Weibo, “China’s Twitter,” has begun offering shares on one of America’s free market stock exchanges. But unlike in the United States, where freedom of expression is protected, in China social media companies rely on censorship for their business model. Weibo’s regulatory disclosures reveal a company’s balancing act between censoring too much and too little.
An excerpt of the ProPublica report, in F&O’s Dispatches/Money section:
As of last week, investors can purchase shares of Weibo, sometimes called “China’s Twitter,” on NASDAQ. The company’s regulatory filing with the Securities and Exchange Commission reveals details not previously known about Weibo’s censorship apparatus…

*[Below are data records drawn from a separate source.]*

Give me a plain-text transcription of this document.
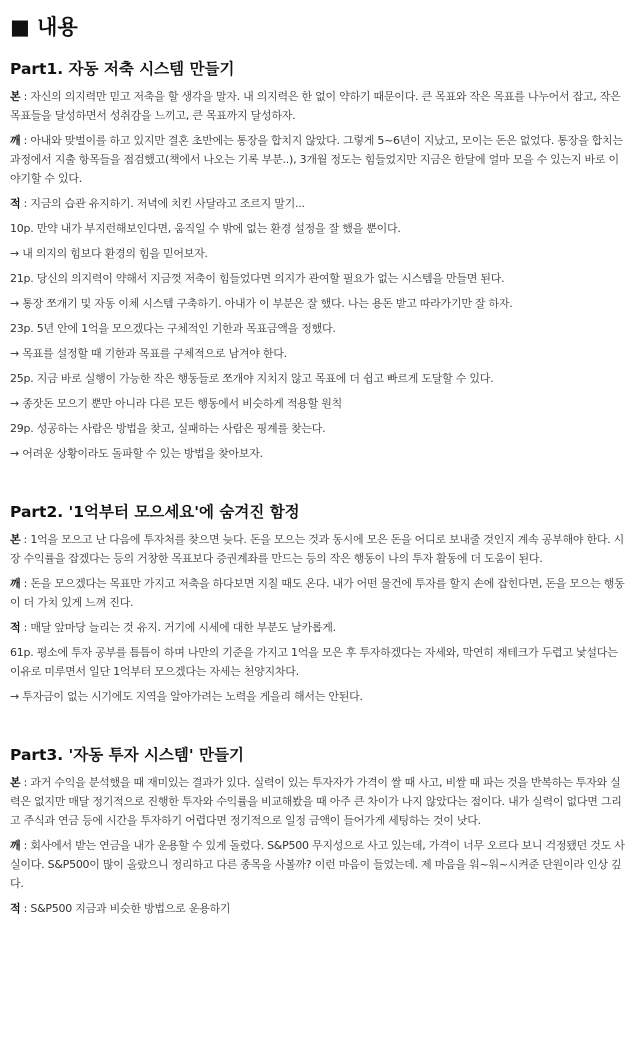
■ 내용
Part1. 자동 저축 시스템 만들기
본 : 자신의 의지력만 믿고 저축을 할 생각을 말자. 내 의지력은 한 없이 약하기 때문이다. 큰 목표와 작은 목표를 나누어서 잡고, 작은 목표들을 달성하면서 성취감을 느끼고, 큰 목표까지 달성하자.
깨 : 아내와 맞벌이를 하고 있지만 결혼 초반에는 통장을 합치지 않았다. 그렇게 5~6년이 지났고, 모이는 돈은 없었다. 통장을 합치는 과정에서 지출 항목들을 점검했고(책에서 나오는 기록 부분..), 3개월 정도는 힘들었지만 지금은 한달에 얼마 모을 수 있는지 바로 이야기할 수 있다.
적 : 지금의 습관 유지하기. 저녁에 치킨 사달라고 조르지 말기...
10p. 만약 내가 부지런해보인다면, 움직일 수 밖에 없는 환경 설정을 잘 했을 뿐이다.
→ 내 의지의 힘보다 환경의 힘을 믿어보자.
21p. 당신의 의지력이 약해서 지금껏 저축이 힘들었다면 의지가 관여할 필요가 없는 시스템을 만들면 된다.
→ 통장 쪼개기 및 자동 이체 시스템 구축하기. 아내가 이 부분은 잘 했다. 나는 용돈 받고 따라가기만 잘 하자.
23p. 5년 안에 1억을 모으겠다는 구체적인 기한과 목표금액을 정했다.
→ 목표를 설정할 때 기한과 목표를 구체적으로 남겨야 한다.
25p. 지금 바로 실행이 가능한 작은 행동들로 쪼개야 지치지 않고 목표에 더 쉽고 빠르게 도달할 수 있다.
→ 종잣돈 모으기 뿐만 아니라 다른 모든 행동에서 비슷하게 적용할 원칙
29p. 성공하는 사람은 방법을 찾고, 실패하는 사람은 핑계를 찾는다.
→ 어려운 상황이라도 돌파할 수 있는 방법을 찾아보자.
Part2. '1억부터 모으세요'에 숨겨진 함정
본 : 1억을 모으고 난 다음에 투자처를 찾으면 늦다. 돈을 모으는 것과 동시에 모은 돈을 어디로 보내줄 것인지 계속 공부해야 한다. 시장 수익률을 잡겠다는 등의 거창한 목표보다 증권계좌를 만드는 등의 작은 행동이 나의 투자 활동에 더 도움이 된다.
깨 : 돈을 모으겠다는 목표만 가지고 저축을 하다보면 지칠 때도 온다. 내가 어떤 물건에 투자를 할지 손에 잡힌다면, 돈을 모으는 행동이 더 가치 있게 느껴 진다.
적 : 매달 앞마당 늘리는 것 유지. 거기에 시세에 대한 부분도 날카롭게.
61p. 평소에 투자 공부를 틈틈이 하며 나만의 기준을 가지고 1억을 모은 후 투자하겠다는 자세와, 막연히 재테크가 두렵고 낯설다는 이유로 미루면서 일단 1억부터 모으겠다는 자세는 천양지차다.
→ 투자금이 없는 시기에도 지역을 알아가려는 노력을 게을리 해서는 안된다.
Part3. '자동 투자 시스템' 만들기
본 : 과거 수익을 분석했을 때 재미있는 결과가 있다. 실력이 있는 투자자가 가격이 쌀 때 사고, 비쌀 때 파는 것을 반복하는 투자와 실력은 없지만 매달 정기적으로 진행한 투자와 수익률을 비교해봤을 때 아주 큰 차이가 나지 않았다는 점이다. 내가 실력이 없다면 그리고 주식과 연금 등에 시간을 투자하기 어렵다면 정기적으로 일정 금액이 들어가게 세팅하는 것이 낫다.
깨 : 회사에서 받는 연금을 내가 운용할 수 있게 돌렸다. S&P500 무지성으로 사고 있는데, 가격이 너무 오르다 보니 걱정됐던 것도 사실이다. S&P500이 많이 올랐으니 정리하고 다른 종목을 사볼까? 이런 마음이 들었는데. 제 마음을 워~워~시켜준 단원이라 인상 깊다.
적 : S&P500 지금과 비슷한 방법으로 운용하기
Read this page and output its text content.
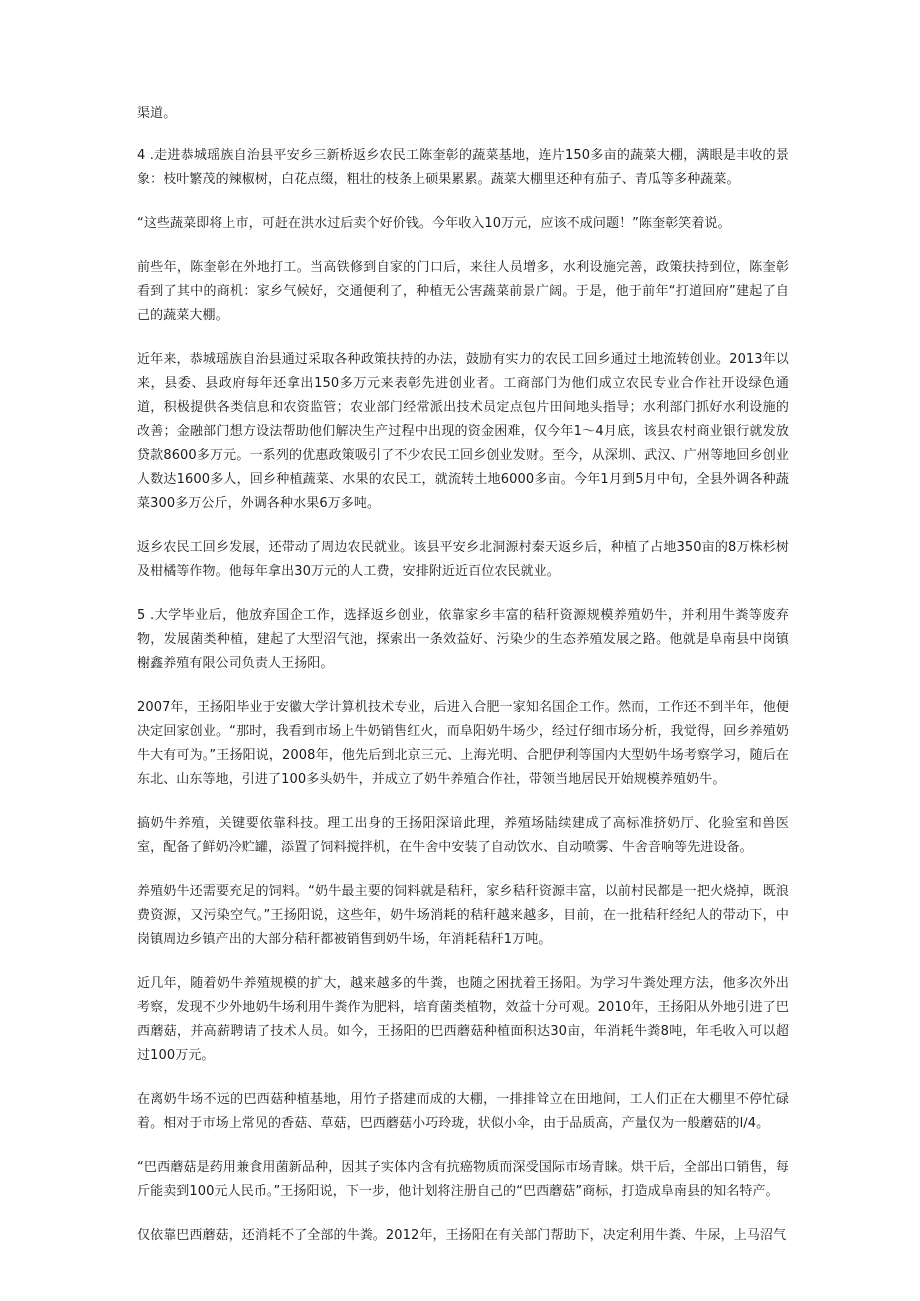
渠道。

4 .走进恭城瑶族自治县平安乡三新桥返乡农民工陈奎彰的蔬菜基地，连片150多亩的蔬菜大棚，满眼是丰收的景象：枝叶繁茂的辣椒树，白花点缀，粗壮的枝条上硕果累累。蔬菜大棚里还种有茄子、青瓜等多种蔬菜。

“这些蔬菜即将上市，可赶在洪水过后卖个好价钱。今年收入10万元，应该不成问题！”陈奎彰笑着说。

前些年，陈奎彰在外地打工。当高铁修到自家的门口后，来往人员增多，水利设施完善，政策扶持到位，陈奎彰看到了其中的商机：家乡气候好，交通便利了，种植无公害蔬菜前景广阔。于是，他于前年“打道回府”建起了自己的蔬菜大棚。

近年来，恭城瑶族自治县通过采取各种政策扶持的办法，鼓励有实力的农民工回乡通过土地流转创业。2013年以来，县委、县政府每年还拿出150多万元来表彰先进创业者。工商部门为他们成立农民专业合作社开设绿色通道，积极提供各类信息和农资监管；农业部门经常派出技术员定点包片田间地头指导；水利部门抓好水利设施的改善；金融部门想方设法帮助他们解决生产过程中出现的资金困难，仅今年1〜4月底，该县农村商业银行就发放贷款8600多万元。一系列的优惠政策吸引了不少农民工回乡创业发财。至今，从深圳、武汉、广州等地回乡创业人数达1600多人，回乡种植蔬菜、水果的农民工，就流转土地6000多亩。今年1月到5月中旬，全县外调各种蔬菜300多万公斤，外调各种水果6万多吨。

返乡农民工回乡发展，还带动了周边农民就业。该县平安乡北洞源村秦天返乡后，种植了占地350亩的8万株杉树及柑橘等作物。他每年拿出30万元的人工费，安排附近近百位农民就业。

5 .大学毕业后，他放弃国企工作，选择返乡创业，依靠家乡丰富的秸秆资源规模养殖奶牛，并利用牛粪等废弃物，发展菌类种植，建起了大型沼气池，探索出一条效益好、污染少的生态养殖发展之路。他就是阜南县中岗镇榭鑫养殖有限公司负责人王扬阳。

2007年，王扬阳毕业于安徽大学计算机技术专业，后进入合肥一家知名国企工作。然而，工作还不到半年，他便决定回家创业。“那时，我看到市场上牛奶销售红火，而阜阳奶牛场少，经过仔细市场分析，我觉得，回乡养殖奶牛大有可为。”王扬阳说，2008年，他先后到北京三元、上海光明、合肥伊利等国内大型奶牛场考察学习，随后在东北、山东等地，引进了100多头奶牛，并成立了奶牛养殖合作社，带领当地居民开始规模养殖奶牛。

搞奶牛养殖，关键要依靠科技。理工出身的王扬阳深谙此理，养殖场陆续建成了高标准挤奶厅、化验室和兽医室，配备了鲜奶冷贮罐，添置了饲料搅拌机，在牛舍中安装了自动饮水、自动喷雾、牛舍音响等先进设备。

养殖奶牛还需要充足的饲料。“奶牛最主要的饲料就是秸秆，家乡秸秆资源丰富，以前村民都是一把火烧掉，既浪费资源，又污染空气。”王扬阳说，这些年，奶牛场消耗的秸秆越来越多，目前，在一批秸秆经纪人的带动下，中岗镇周边乡镇产出的大部分秸秆都被销售到奶牛场，年消耗秸秆1万吨。

近几年，随着奶牛养殖规模的扩大，越来越多的牛粪，也随之困扰着王扬阳。为学习牛粪处理方法，他多次外出考察，发现不少外地奶牛场利用牛粪作为肥料，培育菌类植物，效益十分可观。2010年，王扬阳从外地引进了巴西蘑菇，并高薪聘请了技术人员。如今，王扬阳的巴西蘑菇种植面积达30亩，年消耗牛粪8吨，年毛收入可以超过100万元。

在离奶牛场不远的巴西菇种植基地，用竹子搭建而成的大棚，一排排耸立在田地间，工人们正在大棚里不停忙碌着。相对于市场上常见的香菇、草菇，巴西蘑菇小巧玲珑，状似小伞，由于品质高，产量仅为一般蘑菇的l∕4。

“巴西蘑菇是药用兼食用菌新品种，因其子实体内含有抗癌物质而深受国际市场青睐。烘干后，全部出口销售，每斤能卖到100元人民币。”王扬阳说，下一步，他计划将注册自己的“巴西蘑菇”商标，打造成阜南县的知名特产。

仅依靠巴西蘑菇，还消耗不了全部的牛粪。2012年，王扬阳在有关部门帮助下，决定利用牛粪、牛尿，上马沼气
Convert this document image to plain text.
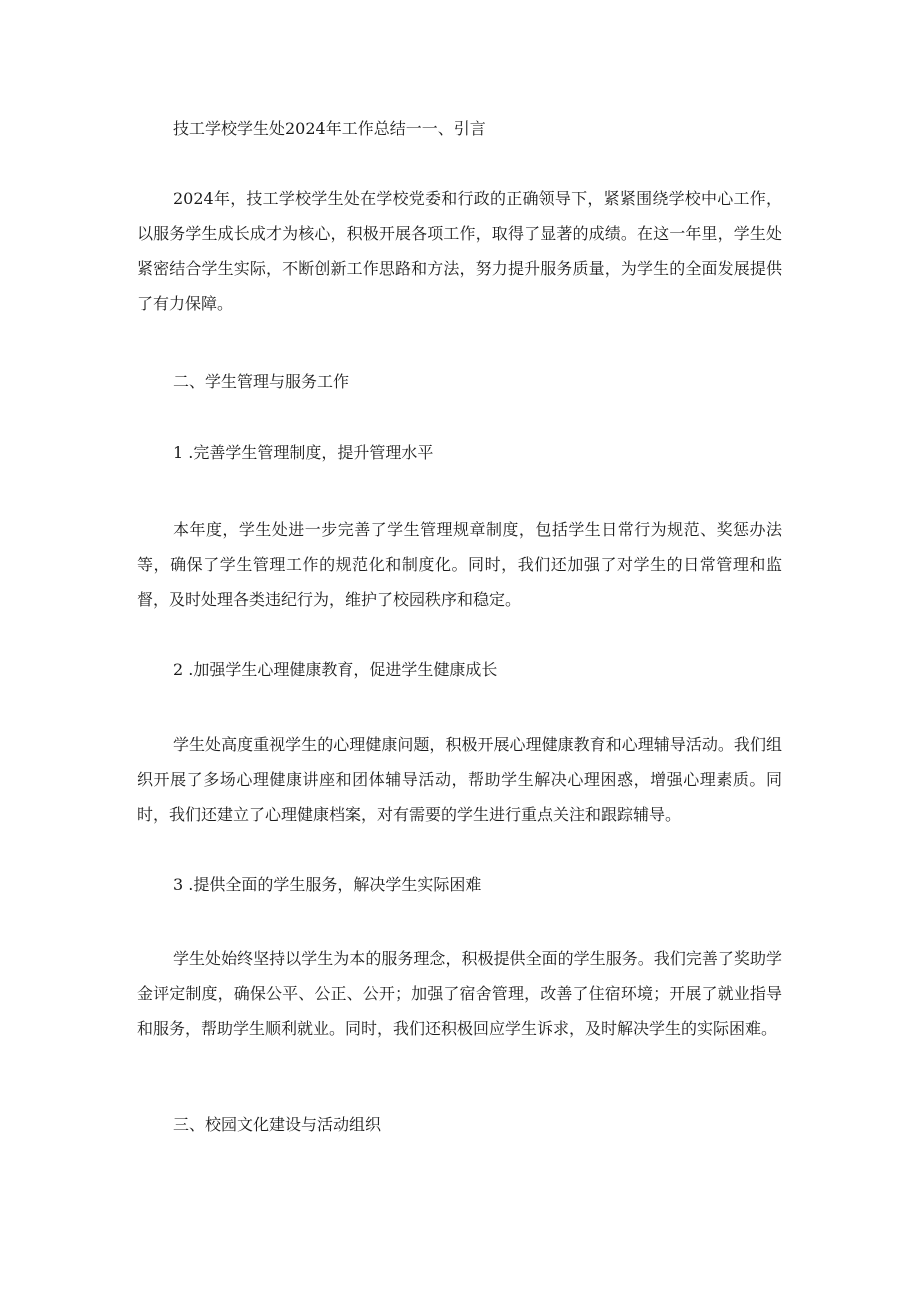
技工学校学生处2024年工作总结一一、引言

2024年，技工学校学生处在学校党委和行政的正确领导下，紧紧围绕学校中心工作，以服务学生成长成才为核心，积极开展各项工作，取得了显著的成绩。在这一年里，学生处紧密结合学生实际，不断创新工作思路和方法，努力提升服务质量，为学生的全面发展提供了有力保障。

二、学生管理与服务工作

1 .完善学生管理制度，提升管理水平

本年度，学生处进一步完善了学生管理规章制度，包括学生日常行为规范、奖惩办法等，确保了学生管理工作的规范化和制度化。同时，我们还加强了对学生的日常管理和监督，及时处理各类违纪行为，维护了校园秩序和稳定。

2 .加强学生心理健康教育，促进学生健康成长

学生处高度重视学生的心理健康问题，积极开展心理健康教育和心理辅导活动。我们组织开展了多场心理健康讲座和团体辅导活动，帮助学生解决心理困惑，增强心理素质。同时，我们还建立了心理健康档案，对有需要的学生进行重点关注和跟踪辅导。

3 .提供全面的学生服务，解决学生实际困难

学生处始终坚持以学生为本的服务理念，积极提供全面的学生服务。我们完善了奖助学金评定制度，确保公平、公正、公开；加强了宿舍管理，改善了住宿环境；开展了就业指导和服务，帮助学生顺利就业。同时，我们还积极回应学生诉求，及时解决学生的实际困难。

三、校园文化建设与活动组织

Weibo, like all Internet publishers and providers in China, is prohibited from letting their users display content that is obscene, fraudulent, defamatory or otherwise illegal under Chinese laws. The content prohibitions also forbid material that “impairs the national dignity of China,” “is reactionary,” “superstitious,” or “socially destabilizing.”
As required under SEC regulations, the company must list for investors potential risks that might affect its share price. Weibo is up front about the risk the Chinese government’s regulation of content poses to its ability so succeed. “Failure to [censor] may subject us to liabilities and penalties and may even result in the temporary blockage or complete shutdown of our online operations.”